Wien (pm) – Die aktuelle Debatte rund um die Rettungsgasse lässt in Österreich aus Sicht des ÖAMTC einen wichtigen Aspekt außer Acht: Das Konzept wurde übernommen, weil es für Einsatzfahrer immer wieder Probleme gab, einen Unfallort zu erreichen.

„Die Rettungsgasse wurde als sinnvolle und notwendige Maßnahme konzipiert – mit dem Ziel, Leben zu retten. ‚Kinderkrankheiten‘ und Unsicherheiten dürfen nun nicht Anlass sein, das gesamte System in Frage zu stellen“, stellt ÖAMTC-Verbandsdirektor Oliver Schmerold klar.

So wie die Mehrheit der Einsatzorganisationen steht auch der ÖAMTC weiterhin positiv zur Rettungsgasse. Verbesserungen, zum Beispiel bei Problemstellen wie Stadtautobahnen und Baustellenbereichen, sieht der Club als notwendig an. Die Erfahrungen der ÖAMTC-Einsatzfahrer sowie der anderen Einsatzorganisationen können für den Evaluierungsprozess wesentliche Informationen liefern. „Man muss dem Konzept Zeit geben. Es sind alle Verkehrsteilnehmer gefordert, sich solidarisch zu verhalten und gemeinsam Platz zu machen, sobald sich ein Stau bildet“, bekräftigt Schmerold.

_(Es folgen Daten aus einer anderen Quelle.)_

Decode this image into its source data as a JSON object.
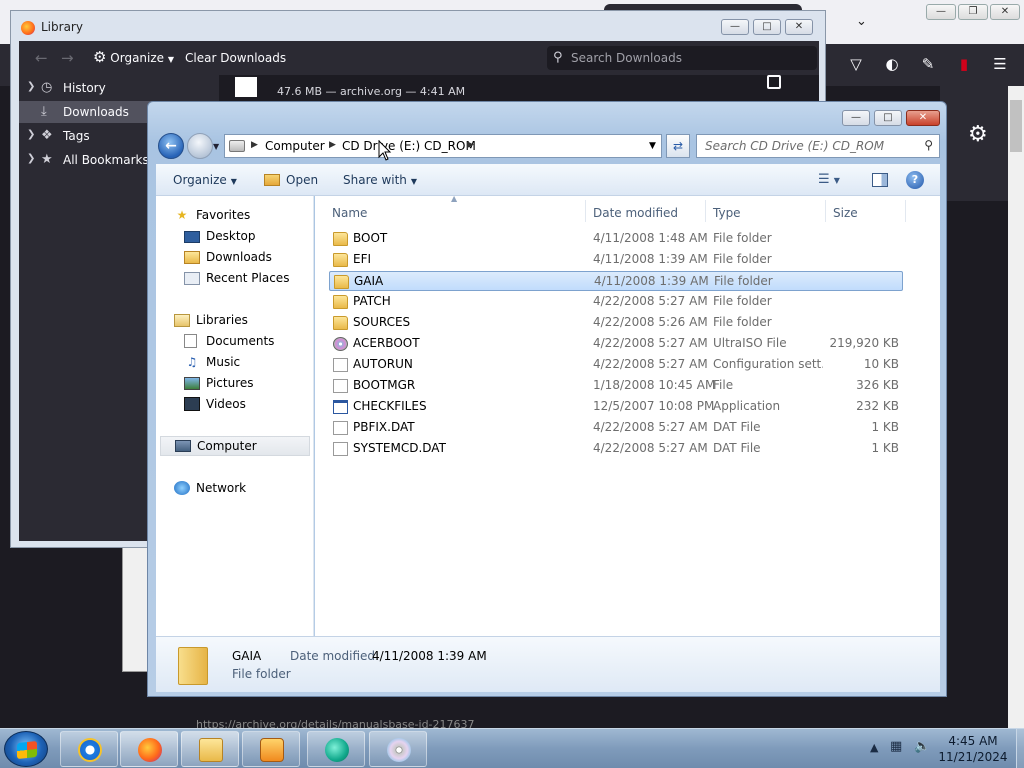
{
  "library": {
    "title": "Library",
    "organize_label": "Organize",
    "clear_downloads_label": "Clear Downloads",
    "search_placeholder": "Search Downloads",
    "sidebar": [
      {
        "label": "History",
        "icon": "clock-icon",
        "selected": false
      },
      {
        "label": "Downloads",
        "icon": "download-icon",
        "selected": true
      },
      {
        "label": "Tags",
        "icon": "tag-icon",
        "selected": false
      },
      {
        "label": "All Bookmarks",
        "icon": "star-icon",
        "selected": false
      }
    ],
    "download": {
      "meta": "47.6 MB — archive.org — 4:41 AM"
    }
  },
  "firefox_bg": {
    "status_url": "https://archive.org/details/manualsbase-id-217637"
  },
  "explorer": {
    "breadcrumb": [
      "Computer",
      "CD Drive (E:) CD_ROM"
    ],
    "search_placeholder": "Search CD Drive (E:) CD_ROM",
    "commands": {
      "organize": "Organize",
      "open": "Open",
      "share": "Share with"
    },
    "nav": {
      "favorites": "Favorites",
      "fav_items": [
        "Desktop",
        "Downloads",
        "Recent Places"
      ],
      "libraries": "Libraries",
      "lib_items": [
        "Documents",
        "Music",
        "Pictures",
        "Videos"
      ],
      "computer": "Computer",
      "network": "Network"
    },
    "columns": {
      "name": "Name",
      "date": "Date modified",
      "type": "Type",
      "size": "Size"
    },
    "files": [
      {
        "name": "BOOT",
        "date": "4/11/2008 1:48 AM",
        "type": "File folder",
        "size": "",
        "icon": "folder"
      },
      {
        "name": "EFI",
        "date": "4/11/2008 1:39 AM",
        "type": "File folder",
        "size": "",
        "icon": "folder"
      },
      {
        "name": "GAIA",
        "date": "4/11/2008 1:39 AM",
        "type": "File folder",
        "size": "",
        "icon": "folder"
      },
      {
        "name": "PATCH",
        "date": "4/22/2008 5:27 AM",
        "type": "File folder",
        "size": "",
        "icon": "folder"
      },
      {
        "name": "SOURCES",
        "date": "4/22/2008 5:26 AM",
        "type": "File folder",
        "size": "",
        "icon": "folder"
      },
      {
        "name": "ACERBOOT",
        "date": "4/22/2008 5:27 AM",
        "type": "UltraISO File",
        "size": "219,920 KB",
        "icon": "disc"
      },
      {
        "name": "AUTORUN",
        "date": "4/22/2008 5:27 AM",
        "type": "Configuration sett...",
        "size": "10 KB",
        "icon": "config"
      },
      {
        "name": "BOOTMGR",
        "date": "1/18/2008 10:45 AM",
        "type": "File",
        "size": "326 KB",
        "icon": "file"
      },
      {
        "name": "CHECKFILES",
        "date": "12/5/2007 10:08 PM",
        "type": "Application",
        "size": "232 KB",
        "icon": "app"
      },
      {
        "name": "PBFIX.DAT",
        "date": "4/22/2008 5:27 AM",
        "type": "DAT File",
        "size": "1 KB",
        "icon": "file"
      },
      {
        "name": "SYSTEMCD.DAT",
        "date": "4/22/2008 5:27 AM",
        "type": "DAT File",
        "size": "1 KB",
        "icon": "file"
      }
    ],
    "selected_index": 2,
    "details": {
      "name": "GAIA",
      "type": "File folder",
      "modified_label": "Date modified:",
      "modified_value": "4/11/2008 1:39 AM"
    }
  },
  "taskbar": {
    "apps": [
      "internet-explorer",
      "firefox",
      "windows-explorer",
      "media-player",
      "capture-app",
      "cd-burner"
    ],
    "clock_time": "4:45 AM",
    "clock_date": "11/21/2024"
  }
}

Der Strafrahmen bei Missachtung der Vorschrift ist relativ hoch: Das Nichtbilden der Rettungsgasse wird mit bis zu 726 Euro geahndet, das Behindern von Einsatzfahrzeugen, Fahrzeugen des Straßendienstes oder der Pannenhilfe mit bis zu 2180 Euro. Allerdings appelliert der ÖAMTC an die Exekutive (Polizei), auch weiterhin mit Augenmaß zu sanktionieren und verstärkt auf Aufklärung zu setzen.